Results: Not present when the reaction starts or ends, the driving force behind turning poisonous carbon monoxide into a benign form is a single atom that appears in the heat of action, according to scientists at Pacific Northwest National Laboratory. In the simulations, carbon monoxide binds with a gold nanoparticle on top of a cerium dioxide support. The carbon monoxide changes the surface; it spurs a single gold ion to leave the nanoparticle. The ion delivers an electron and returns to the particle.

“This is single-atom catalysis,” said Dr. Roger Rousseau, a computational chemist at PNNL who co-led the study. “With a new twist — the catalyst is dynamically formed under operating conditions.”

Why It Matters: Clean air. Converting or oxidizing carbon monoxide is vital in fuel cells that create electricity without pollutants. It is also used in cleaning the air in firefighters’ masks. Such oxidations could also apply to similar reactions used in manufacturing. Understanding exactly how the catalyst that drives this reaction works could open doors for improved efficiency and reduced costs.

“Unless you know what is happening, and when, and where, you really can’t tune the properties of the catalysts to get what we need,” said Dr. Vanda Glezakou, a computational chemist at PNNL who co-led the study.

Methods: For about two years, Rousseau, Glezakou, and their colleagues delved into understanding the mechanics of a metal catalyst and supporting material used to drive the oxidation of carbon monoxide. The reaction is completely tractable using computational simulations.

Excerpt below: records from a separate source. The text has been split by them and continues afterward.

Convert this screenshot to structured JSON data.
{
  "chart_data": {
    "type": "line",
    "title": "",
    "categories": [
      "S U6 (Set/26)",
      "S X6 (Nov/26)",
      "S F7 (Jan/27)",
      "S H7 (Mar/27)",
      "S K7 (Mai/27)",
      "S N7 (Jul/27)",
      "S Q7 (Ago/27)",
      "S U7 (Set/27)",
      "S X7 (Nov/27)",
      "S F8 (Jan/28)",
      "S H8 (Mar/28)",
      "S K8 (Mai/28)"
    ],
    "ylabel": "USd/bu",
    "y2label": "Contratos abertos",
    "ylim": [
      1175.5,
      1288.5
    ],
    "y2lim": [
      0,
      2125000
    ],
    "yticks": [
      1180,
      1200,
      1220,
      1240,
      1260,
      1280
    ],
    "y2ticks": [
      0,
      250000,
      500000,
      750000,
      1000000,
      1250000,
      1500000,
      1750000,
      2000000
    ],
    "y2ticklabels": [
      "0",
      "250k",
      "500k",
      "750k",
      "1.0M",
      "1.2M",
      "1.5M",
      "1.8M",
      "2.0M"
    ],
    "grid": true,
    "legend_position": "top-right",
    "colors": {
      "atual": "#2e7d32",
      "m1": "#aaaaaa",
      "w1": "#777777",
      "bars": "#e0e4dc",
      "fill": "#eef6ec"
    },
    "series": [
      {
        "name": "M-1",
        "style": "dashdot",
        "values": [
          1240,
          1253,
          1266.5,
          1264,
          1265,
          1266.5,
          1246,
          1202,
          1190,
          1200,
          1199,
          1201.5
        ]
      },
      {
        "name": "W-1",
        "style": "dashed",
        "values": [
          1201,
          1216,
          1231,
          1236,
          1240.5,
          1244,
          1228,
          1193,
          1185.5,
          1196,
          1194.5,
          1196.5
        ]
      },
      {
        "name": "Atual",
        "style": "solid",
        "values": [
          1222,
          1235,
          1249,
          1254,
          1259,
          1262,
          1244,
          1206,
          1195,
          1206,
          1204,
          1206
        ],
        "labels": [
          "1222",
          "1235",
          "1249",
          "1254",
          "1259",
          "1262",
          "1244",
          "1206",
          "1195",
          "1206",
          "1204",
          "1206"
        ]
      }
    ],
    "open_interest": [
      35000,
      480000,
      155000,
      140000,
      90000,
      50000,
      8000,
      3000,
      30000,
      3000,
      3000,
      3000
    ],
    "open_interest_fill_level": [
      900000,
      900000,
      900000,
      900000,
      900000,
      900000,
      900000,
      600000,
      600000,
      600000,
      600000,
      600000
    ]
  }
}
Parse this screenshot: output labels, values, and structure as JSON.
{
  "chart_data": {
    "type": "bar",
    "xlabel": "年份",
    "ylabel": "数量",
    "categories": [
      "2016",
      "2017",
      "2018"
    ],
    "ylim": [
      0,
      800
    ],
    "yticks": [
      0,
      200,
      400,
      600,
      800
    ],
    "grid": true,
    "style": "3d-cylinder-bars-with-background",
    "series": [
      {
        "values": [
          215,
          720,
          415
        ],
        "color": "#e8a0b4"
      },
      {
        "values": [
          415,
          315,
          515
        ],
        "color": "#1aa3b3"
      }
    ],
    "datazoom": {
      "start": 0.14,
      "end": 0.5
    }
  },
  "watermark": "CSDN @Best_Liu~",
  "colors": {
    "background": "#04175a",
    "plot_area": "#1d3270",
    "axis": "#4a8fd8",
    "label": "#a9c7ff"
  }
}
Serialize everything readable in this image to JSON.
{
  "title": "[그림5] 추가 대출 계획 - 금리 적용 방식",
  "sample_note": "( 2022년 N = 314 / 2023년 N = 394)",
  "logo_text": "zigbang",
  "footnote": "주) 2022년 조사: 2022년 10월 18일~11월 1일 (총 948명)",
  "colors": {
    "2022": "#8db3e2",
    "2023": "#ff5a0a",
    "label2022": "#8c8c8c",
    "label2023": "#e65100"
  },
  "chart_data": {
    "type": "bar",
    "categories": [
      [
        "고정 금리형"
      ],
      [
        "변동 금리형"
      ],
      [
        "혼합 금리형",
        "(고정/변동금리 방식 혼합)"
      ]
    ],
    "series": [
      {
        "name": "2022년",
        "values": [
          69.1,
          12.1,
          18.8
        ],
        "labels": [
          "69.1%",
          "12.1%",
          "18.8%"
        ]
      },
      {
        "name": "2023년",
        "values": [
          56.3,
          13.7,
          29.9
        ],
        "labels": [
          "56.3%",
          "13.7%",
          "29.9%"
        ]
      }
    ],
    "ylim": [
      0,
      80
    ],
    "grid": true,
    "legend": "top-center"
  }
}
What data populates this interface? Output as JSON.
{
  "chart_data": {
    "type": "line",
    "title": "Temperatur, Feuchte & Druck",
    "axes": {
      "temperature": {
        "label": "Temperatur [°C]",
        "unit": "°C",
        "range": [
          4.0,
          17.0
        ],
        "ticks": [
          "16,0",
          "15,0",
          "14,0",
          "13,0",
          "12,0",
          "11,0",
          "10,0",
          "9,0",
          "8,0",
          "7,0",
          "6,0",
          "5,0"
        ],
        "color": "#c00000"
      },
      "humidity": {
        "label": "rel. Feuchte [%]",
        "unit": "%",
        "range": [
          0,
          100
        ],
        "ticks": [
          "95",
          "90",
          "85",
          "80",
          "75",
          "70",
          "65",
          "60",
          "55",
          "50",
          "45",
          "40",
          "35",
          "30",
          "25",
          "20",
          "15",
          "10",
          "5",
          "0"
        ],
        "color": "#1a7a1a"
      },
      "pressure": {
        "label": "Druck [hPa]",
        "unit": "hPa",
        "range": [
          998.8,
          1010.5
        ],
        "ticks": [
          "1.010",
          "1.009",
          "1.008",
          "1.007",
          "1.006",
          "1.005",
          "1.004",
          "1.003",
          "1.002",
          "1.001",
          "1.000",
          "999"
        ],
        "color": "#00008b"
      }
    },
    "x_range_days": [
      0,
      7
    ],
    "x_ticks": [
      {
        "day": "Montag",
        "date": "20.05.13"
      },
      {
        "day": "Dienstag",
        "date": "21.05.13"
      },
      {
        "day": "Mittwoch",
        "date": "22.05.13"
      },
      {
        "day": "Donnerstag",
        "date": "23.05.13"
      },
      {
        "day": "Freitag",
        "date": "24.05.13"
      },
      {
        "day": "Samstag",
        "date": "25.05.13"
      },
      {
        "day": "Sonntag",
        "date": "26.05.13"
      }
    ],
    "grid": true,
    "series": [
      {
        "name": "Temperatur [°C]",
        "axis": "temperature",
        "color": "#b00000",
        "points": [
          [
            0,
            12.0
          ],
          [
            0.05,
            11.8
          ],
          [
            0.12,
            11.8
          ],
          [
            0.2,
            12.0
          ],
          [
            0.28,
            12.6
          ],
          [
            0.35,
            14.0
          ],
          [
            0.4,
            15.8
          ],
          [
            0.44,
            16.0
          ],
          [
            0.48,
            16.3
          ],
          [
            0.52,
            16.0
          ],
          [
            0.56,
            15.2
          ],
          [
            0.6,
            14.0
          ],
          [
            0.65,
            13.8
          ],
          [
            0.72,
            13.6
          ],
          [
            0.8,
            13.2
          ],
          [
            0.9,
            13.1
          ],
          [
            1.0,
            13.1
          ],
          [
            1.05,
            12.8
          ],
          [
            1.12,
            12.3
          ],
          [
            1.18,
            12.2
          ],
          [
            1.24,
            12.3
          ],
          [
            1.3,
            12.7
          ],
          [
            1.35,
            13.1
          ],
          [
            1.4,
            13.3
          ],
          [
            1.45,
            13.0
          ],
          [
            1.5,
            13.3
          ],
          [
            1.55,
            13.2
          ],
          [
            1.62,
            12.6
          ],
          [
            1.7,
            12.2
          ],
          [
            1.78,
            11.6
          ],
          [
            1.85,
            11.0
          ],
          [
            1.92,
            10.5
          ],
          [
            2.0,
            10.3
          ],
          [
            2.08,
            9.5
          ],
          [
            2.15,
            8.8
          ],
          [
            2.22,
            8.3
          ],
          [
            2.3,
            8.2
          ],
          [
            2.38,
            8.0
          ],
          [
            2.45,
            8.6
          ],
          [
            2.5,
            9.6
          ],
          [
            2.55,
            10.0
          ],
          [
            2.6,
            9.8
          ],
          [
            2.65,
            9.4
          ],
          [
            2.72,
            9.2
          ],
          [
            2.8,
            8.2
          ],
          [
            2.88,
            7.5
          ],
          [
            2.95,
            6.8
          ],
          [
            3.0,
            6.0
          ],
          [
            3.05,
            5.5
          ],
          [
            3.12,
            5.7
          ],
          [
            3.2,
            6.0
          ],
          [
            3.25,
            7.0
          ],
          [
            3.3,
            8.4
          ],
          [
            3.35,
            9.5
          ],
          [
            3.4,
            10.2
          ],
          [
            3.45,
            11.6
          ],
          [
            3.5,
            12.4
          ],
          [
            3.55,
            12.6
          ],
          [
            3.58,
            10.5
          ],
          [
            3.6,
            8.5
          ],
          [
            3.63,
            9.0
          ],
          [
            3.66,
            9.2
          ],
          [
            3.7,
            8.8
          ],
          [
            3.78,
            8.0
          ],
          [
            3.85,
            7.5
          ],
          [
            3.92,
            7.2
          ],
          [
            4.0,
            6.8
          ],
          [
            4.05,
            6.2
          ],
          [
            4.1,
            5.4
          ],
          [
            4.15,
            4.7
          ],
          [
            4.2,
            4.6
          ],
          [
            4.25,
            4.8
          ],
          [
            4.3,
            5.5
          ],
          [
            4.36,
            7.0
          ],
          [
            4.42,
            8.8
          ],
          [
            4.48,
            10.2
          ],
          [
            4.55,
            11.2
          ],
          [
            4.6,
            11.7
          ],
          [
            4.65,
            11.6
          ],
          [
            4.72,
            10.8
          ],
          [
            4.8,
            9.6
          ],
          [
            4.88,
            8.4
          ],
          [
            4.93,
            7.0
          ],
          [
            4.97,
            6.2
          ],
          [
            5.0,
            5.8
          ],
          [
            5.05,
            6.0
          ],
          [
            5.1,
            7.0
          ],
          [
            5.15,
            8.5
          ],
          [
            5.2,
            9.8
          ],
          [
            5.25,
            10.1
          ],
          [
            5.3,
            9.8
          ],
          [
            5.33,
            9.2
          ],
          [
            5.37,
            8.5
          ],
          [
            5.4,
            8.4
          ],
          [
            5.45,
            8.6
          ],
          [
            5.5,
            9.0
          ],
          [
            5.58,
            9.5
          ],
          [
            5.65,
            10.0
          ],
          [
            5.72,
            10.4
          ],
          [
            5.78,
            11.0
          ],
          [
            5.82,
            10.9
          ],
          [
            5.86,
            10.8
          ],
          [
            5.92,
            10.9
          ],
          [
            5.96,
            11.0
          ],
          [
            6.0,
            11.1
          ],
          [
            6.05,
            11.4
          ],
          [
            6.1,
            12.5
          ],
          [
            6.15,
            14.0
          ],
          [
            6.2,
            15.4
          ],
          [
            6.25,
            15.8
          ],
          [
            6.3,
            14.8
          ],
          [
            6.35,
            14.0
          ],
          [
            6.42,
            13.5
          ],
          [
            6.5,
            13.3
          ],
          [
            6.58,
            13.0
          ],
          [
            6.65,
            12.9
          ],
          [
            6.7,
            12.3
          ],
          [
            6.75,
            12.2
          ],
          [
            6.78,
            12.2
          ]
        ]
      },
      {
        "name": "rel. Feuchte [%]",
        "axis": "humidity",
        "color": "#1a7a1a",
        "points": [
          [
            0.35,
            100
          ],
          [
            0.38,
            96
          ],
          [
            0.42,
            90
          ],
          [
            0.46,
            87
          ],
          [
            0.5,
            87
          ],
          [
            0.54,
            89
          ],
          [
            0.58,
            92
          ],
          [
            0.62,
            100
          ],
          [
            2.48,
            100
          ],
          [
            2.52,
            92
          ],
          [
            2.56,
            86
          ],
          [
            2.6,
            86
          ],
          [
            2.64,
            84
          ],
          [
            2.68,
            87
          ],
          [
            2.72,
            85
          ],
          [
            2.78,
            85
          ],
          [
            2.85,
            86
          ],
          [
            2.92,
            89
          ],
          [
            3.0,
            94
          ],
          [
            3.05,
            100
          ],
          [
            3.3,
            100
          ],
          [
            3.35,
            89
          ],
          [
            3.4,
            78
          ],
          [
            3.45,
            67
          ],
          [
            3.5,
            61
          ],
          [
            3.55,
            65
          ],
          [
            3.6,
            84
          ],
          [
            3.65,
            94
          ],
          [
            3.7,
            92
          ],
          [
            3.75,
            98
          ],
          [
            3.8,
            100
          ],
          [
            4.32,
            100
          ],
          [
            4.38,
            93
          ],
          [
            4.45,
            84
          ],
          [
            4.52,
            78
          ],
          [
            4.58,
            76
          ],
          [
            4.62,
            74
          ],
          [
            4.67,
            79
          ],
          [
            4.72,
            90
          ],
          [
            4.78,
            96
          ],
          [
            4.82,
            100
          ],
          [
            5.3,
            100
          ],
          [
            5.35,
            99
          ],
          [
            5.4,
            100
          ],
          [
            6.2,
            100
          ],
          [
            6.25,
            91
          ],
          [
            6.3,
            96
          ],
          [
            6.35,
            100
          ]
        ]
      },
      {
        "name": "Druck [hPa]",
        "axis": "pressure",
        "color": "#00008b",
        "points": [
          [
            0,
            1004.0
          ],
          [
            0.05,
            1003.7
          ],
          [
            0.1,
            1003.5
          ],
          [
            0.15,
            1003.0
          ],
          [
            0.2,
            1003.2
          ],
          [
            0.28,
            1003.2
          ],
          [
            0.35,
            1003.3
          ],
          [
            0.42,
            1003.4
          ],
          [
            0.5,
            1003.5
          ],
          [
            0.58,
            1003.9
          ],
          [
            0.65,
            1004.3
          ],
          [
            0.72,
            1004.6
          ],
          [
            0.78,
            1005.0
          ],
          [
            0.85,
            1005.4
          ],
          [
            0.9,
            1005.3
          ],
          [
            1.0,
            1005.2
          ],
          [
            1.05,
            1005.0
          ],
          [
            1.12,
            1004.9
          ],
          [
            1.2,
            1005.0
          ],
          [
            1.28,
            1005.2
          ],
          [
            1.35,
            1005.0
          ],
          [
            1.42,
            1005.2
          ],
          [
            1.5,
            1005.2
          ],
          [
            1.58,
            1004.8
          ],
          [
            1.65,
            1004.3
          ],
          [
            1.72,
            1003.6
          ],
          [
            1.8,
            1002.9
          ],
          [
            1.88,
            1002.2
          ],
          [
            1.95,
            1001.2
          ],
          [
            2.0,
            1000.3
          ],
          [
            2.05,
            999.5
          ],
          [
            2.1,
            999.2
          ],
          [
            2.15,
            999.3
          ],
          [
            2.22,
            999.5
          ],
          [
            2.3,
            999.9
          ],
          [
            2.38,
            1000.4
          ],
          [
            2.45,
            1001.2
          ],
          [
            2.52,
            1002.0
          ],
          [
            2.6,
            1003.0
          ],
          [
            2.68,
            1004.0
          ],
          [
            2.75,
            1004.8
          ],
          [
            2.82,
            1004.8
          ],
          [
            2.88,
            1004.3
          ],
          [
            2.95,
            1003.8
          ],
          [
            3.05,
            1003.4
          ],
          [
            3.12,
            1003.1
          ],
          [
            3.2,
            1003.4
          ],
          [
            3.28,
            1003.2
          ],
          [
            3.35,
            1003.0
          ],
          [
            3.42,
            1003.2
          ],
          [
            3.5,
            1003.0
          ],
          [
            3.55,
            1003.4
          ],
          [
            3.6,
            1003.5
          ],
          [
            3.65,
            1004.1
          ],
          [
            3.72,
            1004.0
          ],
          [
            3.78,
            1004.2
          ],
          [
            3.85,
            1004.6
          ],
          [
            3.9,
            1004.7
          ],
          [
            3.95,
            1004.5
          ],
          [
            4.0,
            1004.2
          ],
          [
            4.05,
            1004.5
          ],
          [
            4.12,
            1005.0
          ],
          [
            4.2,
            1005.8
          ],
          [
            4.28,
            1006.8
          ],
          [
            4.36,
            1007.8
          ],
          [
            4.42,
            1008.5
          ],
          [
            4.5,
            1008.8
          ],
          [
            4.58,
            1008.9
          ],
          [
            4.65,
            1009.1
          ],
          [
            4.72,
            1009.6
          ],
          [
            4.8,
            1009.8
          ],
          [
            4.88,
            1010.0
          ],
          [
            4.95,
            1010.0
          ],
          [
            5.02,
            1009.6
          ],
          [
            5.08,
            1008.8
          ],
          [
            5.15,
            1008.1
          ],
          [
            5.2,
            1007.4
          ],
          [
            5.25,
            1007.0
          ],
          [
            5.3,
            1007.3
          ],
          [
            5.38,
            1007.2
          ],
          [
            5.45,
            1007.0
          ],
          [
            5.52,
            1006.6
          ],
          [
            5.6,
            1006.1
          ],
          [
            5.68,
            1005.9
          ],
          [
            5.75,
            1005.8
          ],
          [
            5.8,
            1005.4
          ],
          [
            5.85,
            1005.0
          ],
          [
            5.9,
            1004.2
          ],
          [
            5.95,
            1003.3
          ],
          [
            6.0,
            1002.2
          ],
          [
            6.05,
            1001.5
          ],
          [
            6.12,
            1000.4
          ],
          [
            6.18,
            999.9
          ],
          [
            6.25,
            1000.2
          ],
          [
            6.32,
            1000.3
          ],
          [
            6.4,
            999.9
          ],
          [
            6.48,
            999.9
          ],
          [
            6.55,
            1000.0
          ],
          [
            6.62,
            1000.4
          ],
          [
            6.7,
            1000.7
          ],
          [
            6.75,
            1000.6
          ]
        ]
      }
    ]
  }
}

Understanding the oxidation reaction will provide insights into fuel cells and air cleaning systems, as well as more complicated ketone and aldol reactions.

In the first year, the team built the protocol to model the cerium dioxide support, which performs electron transfer or reduction-oxidation reactions, along with a gold nanoparticle catalyst. “The protocol and the values we needed didn’t exist in the literature,” said Rousseau. “So, we had to start from scratch. These types of studies take more time and resources than typical calculation of energies.”

With the energies and other parameters determined and the computational model built, the team ran numerous simulations. They used computers at EMSL, a U.S. Department of Energy scientific user facility.

The simulation ran ab initio molecular dynamics and static density functional theory calculations to investigate the reaction mechanism. What they found was quite unexpected — a single-molecule dynamic catalyst.

The single gold cation, which only exists during the reaction, breaks off from the gold. It catalyzes the reaction and then returns to the gold. This unexpected phenomenon results from the single-atom site’s ability to work with the redox properties of the support.

What’s Next: The team is continuing to delve into the mechanism by which the metal particle and its support work. “What we are learning is that the supports work as hard as the catalyst,” said Glezakou.

They are now working on catalysts and supports for adding hydrogen and removing oxygen to transform plant materials and other biomass into fuels.